Further nit-picking -- I think you should have to have attended a Major League Baseball game at the stadium to count it.
A current HC student who goes to Nickerson Field to watch a lacrosse game against BU shouldn't be able to claim they've been to Braves Field. Same for someone who just went to a Jay-Z concert at the current Yankee Stadium.
Blame me. I'm the one who opened that door, but also clearly segregated the places I've seen baseball from the silly stuff. I even referred to my own Nickerson note as lame
What if you saw the Pats play there in 1962 before they tore 3/4 of it down?
(edit). The next year or two BU played at Fenway while they were tearing the main grandstand down and putting up the 3 high rise dorms. I was supposed to see them play BC there in what was going to be the final game in that series. It got cancelled due to JFK's assassination.

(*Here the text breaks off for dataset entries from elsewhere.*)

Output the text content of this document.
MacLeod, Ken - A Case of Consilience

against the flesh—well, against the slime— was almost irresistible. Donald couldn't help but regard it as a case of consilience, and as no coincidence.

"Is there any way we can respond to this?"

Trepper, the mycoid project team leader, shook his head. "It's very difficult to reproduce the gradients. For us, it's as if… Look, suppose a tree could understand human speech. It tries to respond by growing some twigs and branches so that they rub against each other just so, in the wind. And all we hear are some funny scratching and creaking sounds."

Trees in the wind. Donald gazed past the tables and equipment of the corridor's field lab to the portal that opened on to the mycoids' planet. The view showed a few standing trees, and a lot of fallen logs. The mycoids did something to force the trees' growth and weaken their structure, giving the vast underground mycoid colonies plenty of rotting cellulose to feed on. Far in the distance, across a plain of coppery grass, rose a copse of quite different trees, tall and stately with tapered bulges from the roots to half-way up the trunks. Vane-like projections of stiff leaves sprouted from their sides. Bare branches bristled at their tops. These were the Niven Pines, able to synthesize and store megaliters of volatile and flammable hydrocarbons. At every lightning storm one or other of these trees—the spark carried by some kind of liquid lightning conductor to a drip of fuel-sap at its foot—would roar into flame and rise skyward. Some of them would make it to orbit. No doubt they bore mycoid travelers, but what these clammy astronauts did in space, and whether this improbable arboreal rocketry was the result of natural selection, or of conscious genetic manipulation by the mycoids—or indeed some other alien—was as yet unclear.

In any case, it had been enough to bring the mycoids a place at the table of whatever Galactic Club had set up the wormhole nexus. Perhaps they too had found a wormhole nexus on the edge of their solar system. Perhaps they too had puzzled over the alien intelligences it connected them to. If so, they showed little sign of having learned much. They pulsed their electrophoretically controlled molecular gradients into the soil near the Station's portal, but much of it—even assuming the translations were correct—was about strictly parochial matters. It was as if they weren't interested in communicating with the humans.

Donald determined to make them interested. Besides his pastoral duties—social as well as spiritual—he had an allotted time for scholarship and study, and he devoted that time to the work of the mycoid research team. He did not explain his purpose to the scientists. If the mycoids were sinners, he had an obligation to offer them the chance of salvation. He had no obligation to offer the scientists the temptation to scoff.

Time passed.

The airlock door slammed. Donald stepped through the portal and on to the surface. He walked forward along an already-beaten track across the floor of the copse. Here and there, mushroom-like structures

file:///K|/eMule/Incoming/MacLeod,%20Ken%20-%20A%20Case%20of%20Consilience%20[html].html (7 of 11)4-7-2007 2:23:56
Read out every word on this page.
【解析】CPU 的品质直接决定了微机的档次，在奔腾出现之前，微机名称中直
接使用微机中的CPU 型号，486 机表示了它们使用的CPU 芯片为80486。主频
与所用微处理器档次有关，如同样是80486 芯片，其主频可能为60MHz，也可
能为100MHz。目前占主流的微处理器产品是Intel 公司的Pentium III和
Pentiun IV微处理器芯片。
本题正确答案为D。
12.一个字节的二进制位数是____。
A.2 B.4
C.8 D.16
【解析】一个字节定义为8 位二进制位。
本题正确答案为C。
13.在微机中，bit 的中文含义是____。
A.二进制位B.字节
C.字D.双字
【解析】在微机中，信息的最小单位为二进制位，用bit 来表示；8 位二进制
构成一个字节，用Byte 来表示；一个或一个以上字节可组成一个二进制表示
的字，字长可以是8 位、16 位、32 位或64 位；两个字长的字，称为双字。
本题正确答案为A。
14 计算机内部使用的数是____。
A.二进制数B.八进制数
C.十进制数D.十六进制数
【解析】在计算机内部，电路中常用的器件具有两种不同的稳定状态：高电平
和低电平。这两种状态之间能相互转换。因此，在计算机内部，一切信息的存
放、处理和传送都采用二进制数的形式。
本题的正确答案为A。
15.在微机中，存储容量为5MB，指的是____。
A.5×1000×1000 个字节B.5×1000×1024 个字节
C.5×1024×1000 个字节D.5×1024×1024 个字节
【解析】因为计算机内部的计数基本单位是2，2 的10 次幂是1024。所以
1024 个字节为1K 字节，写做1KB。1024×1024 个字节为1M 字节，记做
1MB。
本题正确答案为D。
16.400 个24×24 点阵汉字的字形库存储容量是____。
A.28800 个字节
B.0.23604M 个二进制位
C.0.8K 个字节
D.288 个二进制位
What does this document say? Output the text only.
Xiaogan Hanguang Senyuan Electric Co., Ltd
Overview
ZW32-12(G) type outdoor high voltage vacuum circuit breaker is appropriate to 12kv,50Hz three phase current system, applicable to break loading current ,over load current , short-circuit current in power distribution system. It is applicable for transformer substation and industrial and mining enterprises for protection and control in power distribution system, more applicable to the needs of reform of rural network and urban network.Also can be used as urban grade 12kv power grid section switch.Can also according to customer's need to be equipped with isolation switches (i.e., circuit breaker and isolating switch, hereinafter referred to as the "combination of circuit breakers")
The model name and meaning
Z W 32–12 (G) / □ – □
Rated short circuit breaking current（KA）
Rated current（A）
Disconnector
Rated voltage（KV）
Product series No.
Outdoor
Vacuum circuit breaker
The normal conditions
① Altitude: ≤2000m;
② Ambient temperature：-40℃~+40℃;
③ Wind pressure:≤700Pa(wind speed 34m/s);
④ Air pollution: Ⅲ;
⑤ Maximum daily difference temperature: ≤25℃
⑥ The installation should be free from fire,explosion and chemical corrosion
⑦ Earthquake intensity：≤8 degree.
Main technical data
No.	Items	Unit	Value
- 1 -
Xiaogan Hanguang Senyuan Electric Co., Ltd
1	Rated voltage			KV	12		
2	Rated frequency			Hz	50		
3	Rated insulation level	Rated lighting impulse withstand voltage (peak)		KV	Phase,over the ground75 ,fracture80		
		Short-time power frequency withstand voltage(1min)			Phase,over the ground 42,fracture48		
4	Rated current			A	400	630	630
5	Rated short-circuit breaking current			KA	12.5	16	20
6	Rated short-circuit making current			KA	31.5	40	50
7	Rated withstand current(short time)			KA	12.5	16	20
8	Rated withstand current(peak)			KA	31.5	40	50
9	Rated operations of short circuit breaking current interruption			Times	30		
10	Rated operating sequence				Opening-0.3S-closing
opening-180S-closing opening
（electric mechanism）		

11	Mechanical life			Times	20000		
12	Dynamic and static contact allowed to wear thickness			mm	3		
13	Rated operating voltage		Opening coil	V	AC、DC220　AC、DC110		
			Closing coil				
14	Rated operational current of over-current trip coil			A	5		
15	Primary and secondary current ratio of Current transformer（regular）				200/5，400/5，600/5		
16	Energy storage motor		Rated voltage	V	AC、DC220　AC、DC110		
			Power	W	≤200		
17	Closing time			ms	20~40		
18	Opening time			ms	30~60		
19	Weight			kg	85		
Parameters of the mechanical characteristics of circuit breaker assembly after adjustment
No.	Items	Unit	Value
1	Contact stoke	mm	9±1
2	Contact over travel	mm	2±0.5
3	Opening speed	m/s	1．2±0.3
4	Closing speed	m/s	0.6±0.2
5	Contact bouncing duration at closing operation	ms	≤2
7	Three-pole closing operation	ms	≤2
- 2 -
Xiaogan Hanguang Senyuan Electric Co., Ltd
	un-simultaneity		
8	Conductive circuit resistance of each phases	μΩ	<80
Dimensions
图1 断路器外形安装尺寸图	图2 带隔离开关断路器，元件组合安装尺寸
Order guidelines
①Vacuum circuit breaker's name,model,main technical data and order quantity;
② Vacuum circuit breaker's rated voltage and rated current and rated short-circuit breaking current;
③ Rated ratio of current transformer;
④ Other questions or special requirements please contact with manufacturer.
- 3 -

Picking the 70's as an arbitrary not that long ago in the life of a building
The Blue Jays, Twins, Mariners, Braves, Phillies, Marlins, Reds and Pirates all replaced stadiums built in the 70's or later while the Red Sox and Cubs seem to survive in 100 year old stadiums.
Almost all of the stadiums built from about 1964 to 1980 were hideous bowl-shaped football/baseball combo stadiums, and many were almost identical. Terrible for baseball and terrible for football. Often with artificial turf, to make it even worse. Thankfully they are almost all gone now. Although they weren't quite as bad as many on the above list, Busch II and Shea Stadium weren't good.
Wrigley and Fenway have survived because they are true baseball stadiums, as are most new stadiums of the past 25 years.
The only problem I have with what got torn down was that the players are bigger and stronger, the bats are the same strength but lighter, the pitchers throw harder, the ball is (or isn't) juiced; all of which add up to the ball traveling further when hit solidly. But the parks as a whole have shorter field dimensions. Doesn't make sense.